Released on New Year’s Day, Ghost Stories (Netflix) combines the efforts of four of Bollywood’s leading filmmakers into a two-and-a-half-hour horror anthology, one divorced from India’s theatrical model and musical, melodramatic expectations. You’d expect, then, that the opportunity to embrace full creative freedom would have been grasped a bit more enthusiastically than it is here; Ghost Stories boasts only one stand-out short — a political analogy wrapped up in rural cannibalism focusing on two young children (Aditya Shetty and Eva Ameet Pardeshi) by Dibakar Banerjee — and several middling entries that don’t suggest a great future for India’s burgeoning scare scene.

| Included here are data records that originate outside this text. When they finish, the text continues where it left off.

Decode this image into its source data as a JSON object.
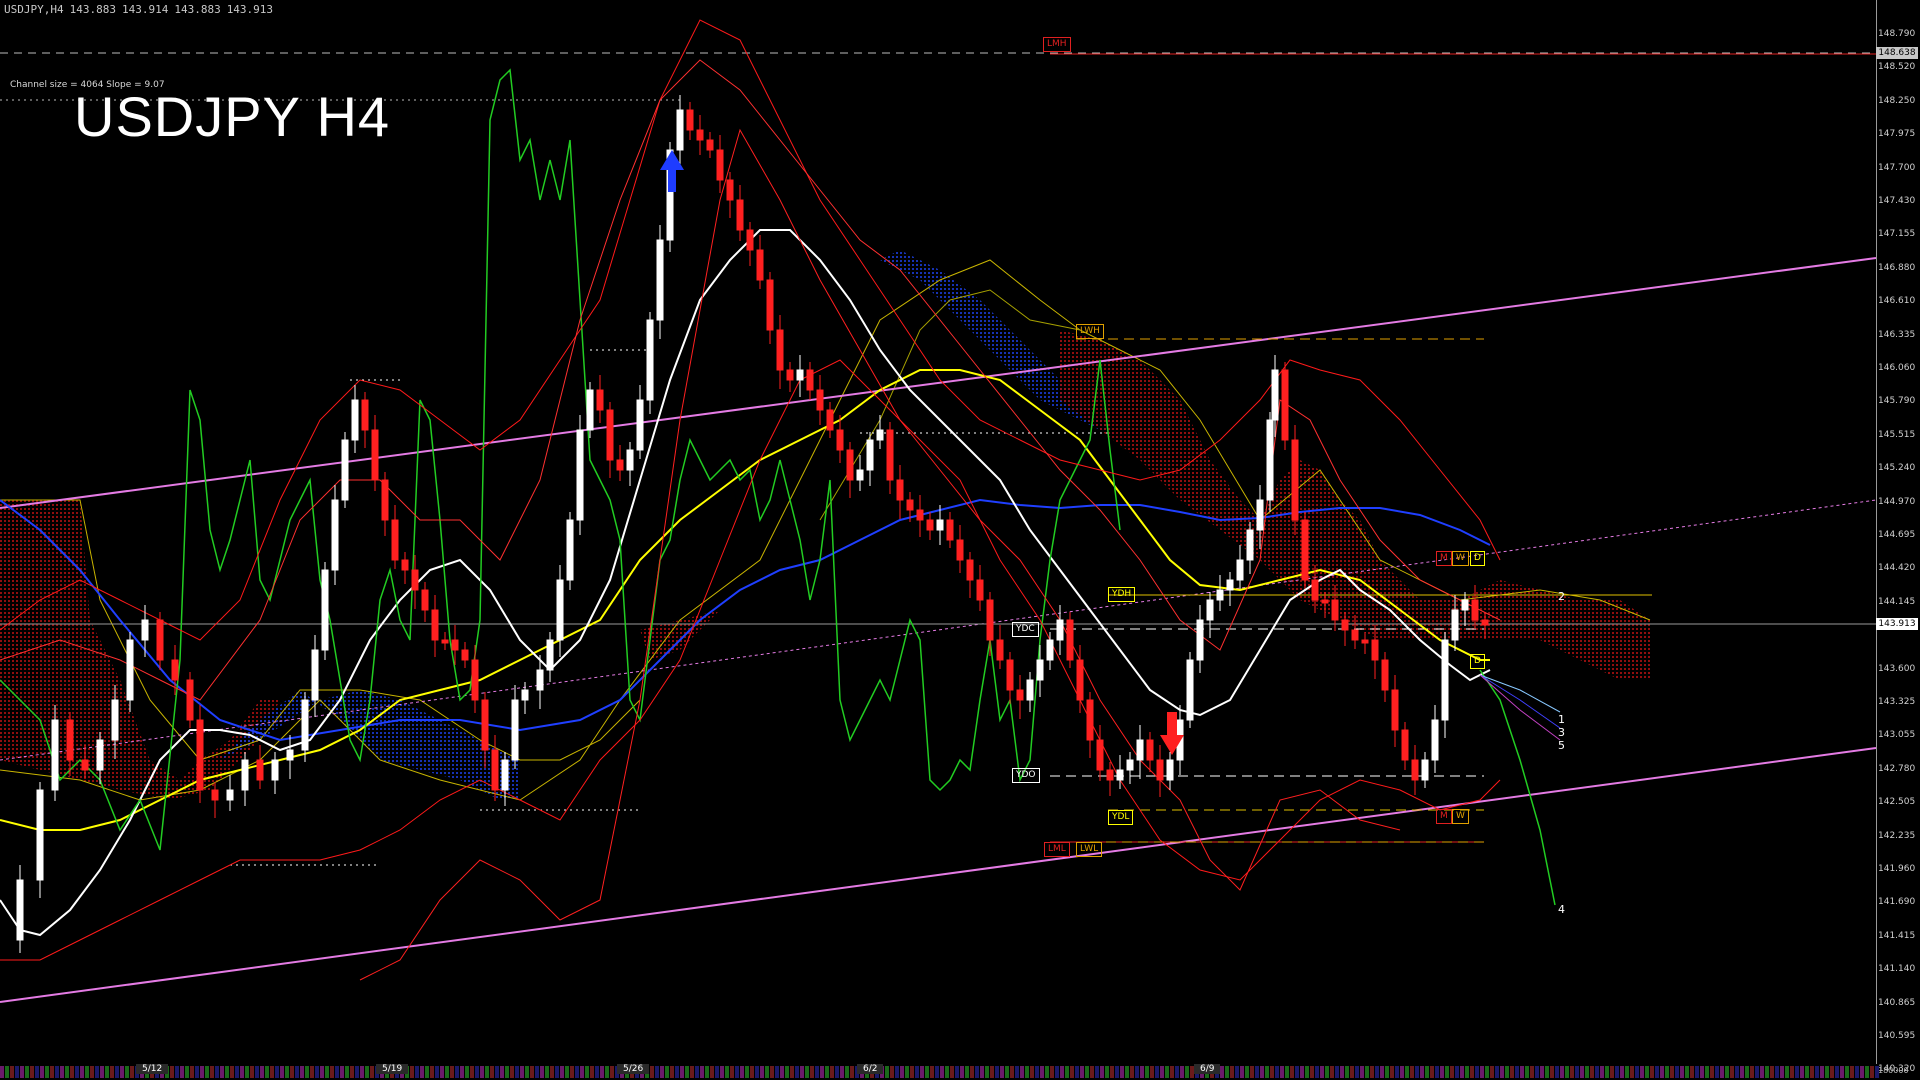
{
  "header": {
    "symbol_tf": "USDJPY,H4",
    "ohlc": [
      "143.883",
      "143.914",
      "143.883",
      "143.913"
    ]
  },
  "overlay_title": "USDJPY H4",
  "channel_info": "Channel size = 4064 Slope = 9.07",
  "price_scale": {
    "ticks": [
      "148.790",
      "148.520",
      "148.250",
      "147.975",
      "147.700",
      "147.430",
      "147.155",
      "146.880",
      "146.610",
      "146.335",
      "146.060",
      "145.790",
      "145.515",
      "145.240",
      "144.970",
      "144.695",
      "144.420",
      "144.145",
      "143.600",
      "143.325",
      "143.055",
      "142.780",
      "142.505",
      "142.235",
      "141.960",
      "141.690",
      "141.415",
      "141.140",
      "140.865",
      "140.595",
      "140.320"
    ],
    "top_marker": "148.638",
    "current_price": "143.913",
    "corner": "180000"
  },
  "time_axis": [
    "5/12",
    "5/19",
    "5/26",
    "6/2",
    "6/9"
  ],
  "levels": {
    "LMH": "LMH",
    "LWH": "LWH",
    "YDH": "YDH",
    "YDC": "YDC",
    "YDO": "YDO",
    "YDL": "YDL",
    "LML": "LML",
    "LWL": "LWL",
    "M1": "M",
    "W1": "W",
    "D1": "D",
    "D2": "D",
    "M2": "M",
    "W2": "W"
  },
  "projection_labels": [
    "2",
    "1",
    "3",
    "5",
    "4"
  ],
  "colors": {
    "background": "#000000",
    "bull": "#ffffff",
    "bear": "#ff2020",
    "channel": "#e47be4",
    "ma_white": "#ffffff",
    "ma_yellow": "#ffff00",
    "ma_blue": "#1f3fff",
    "osc_green": "#22cc22",
    "band_red": "#ff1a1a",
    "cloud_olive": "#c8b400",
    "cloud_red": "#b01010",
    "cloud_blue": "#1030b0"
  }
}
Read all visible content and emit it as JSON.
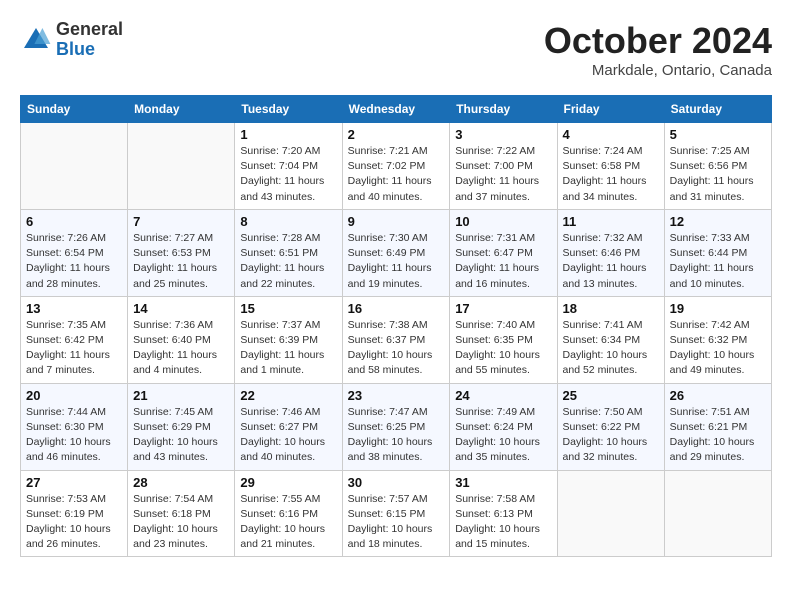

Joining Banerjee are Zoya Akhtar, Anurag Kashyap, and Karan Johar, who all contribute radically different shorts running the entire gamut of universally scary elements and culturally-specific embellishments. Banerjee’s is the best of them, and Johar’s glossy haunting is the worst. The other two are fine, lavishly produced and acted well, but a little thematically thin. How these stories fuse the supernatural and the corporeal doesn’t always work, and when it does it could often stand to work better, but using horror as a means by which to address the nation’s real cultural foibles — as the Oscar-winning short documentary Period. End of Sentence, about the stigma of menstruation in rural India, capably proved there’s a way to go in some respects — is a smart use of a neglected genre.
The presence of Ghost Stories on Netflix will help its reach and, hopefully, encourage a freer creative climate, which is yet another upside of the streaming giant’s international influence that its detractors reliably ignore. This isn’t the best example of what India can do in the field, but it’s a start.